Some experts wonder why the administration even chose to defend the law in the first place. Turley maintains that they didn’t have to: “The president has a duty to separate his administration from an unconstitutional statute. If a statute required racial discrimination, would the president seriously be arguing that he and his administration would have to defend the statute all the way to the Supreme Court?” Many liberals feel betrayed by a president who they see as having chosen to enforce and defend a discriminatory law.

But Obama has some defenders on the legal left. Burt of Yale law school, who personally supports letting gays serve openly, says that Obama’s interpretations of his administration’s obligations have been correct. “If there is an act of Congress, it seems reasonable to me to say that it binds the president and he must faithfully execute it,” Burt says. “It is within the president’s discretion to say that the ruling in Log Cabin Republicans is so clear that there’s no point in appealing,” Burt concedes. “But that’s not the case here: there have been conflicts among district courts and courts of appeal that have looked at this statute.” Most of those rulings preceded Lawrence v. TexasLawrence strengthens the argument that DADT is unconstitutional, but courts have shown a lot deference on questions of military necessity.
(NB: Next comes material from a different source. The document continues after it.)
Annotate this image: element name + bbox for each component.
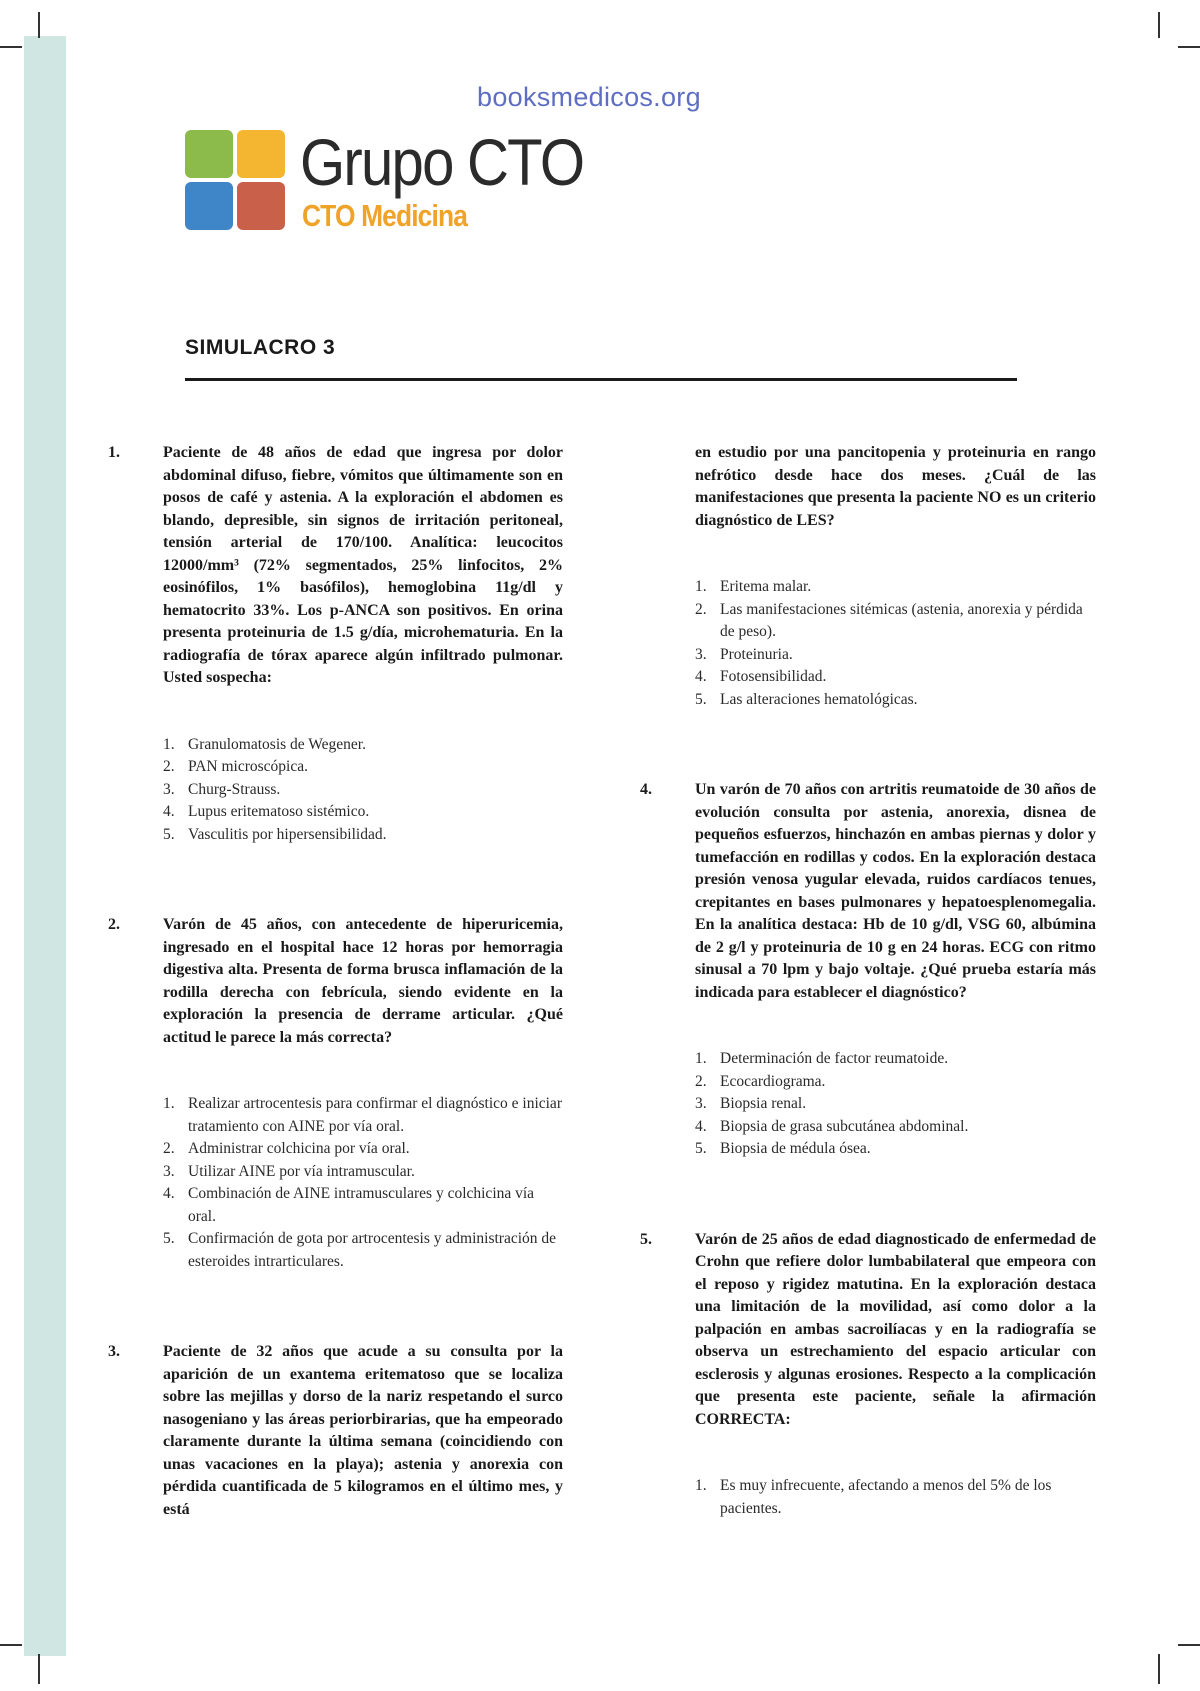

Perhaps Obama’s choices that seem to contradict his beliefs on the issue are motivated by politics—a desire to shift responsibility to Congress or the military—rather than legal principle. That’s the only explanation that makes sense to many disappointed gay-rights supporters. “My only plausible explanation is the president made a political accommodation with the military and Congress that ‘I’m not going to step in the middle of this,’ ” Mazur says. But as pressure builds from his impatient supporters, Mazur adds, “He’s finding it easier said than done for a president to say, ‘Even though I’m commander in chief, I’m going to stay out of it.’ The pressure is becoming greater for him to justify how he can stay out of it.”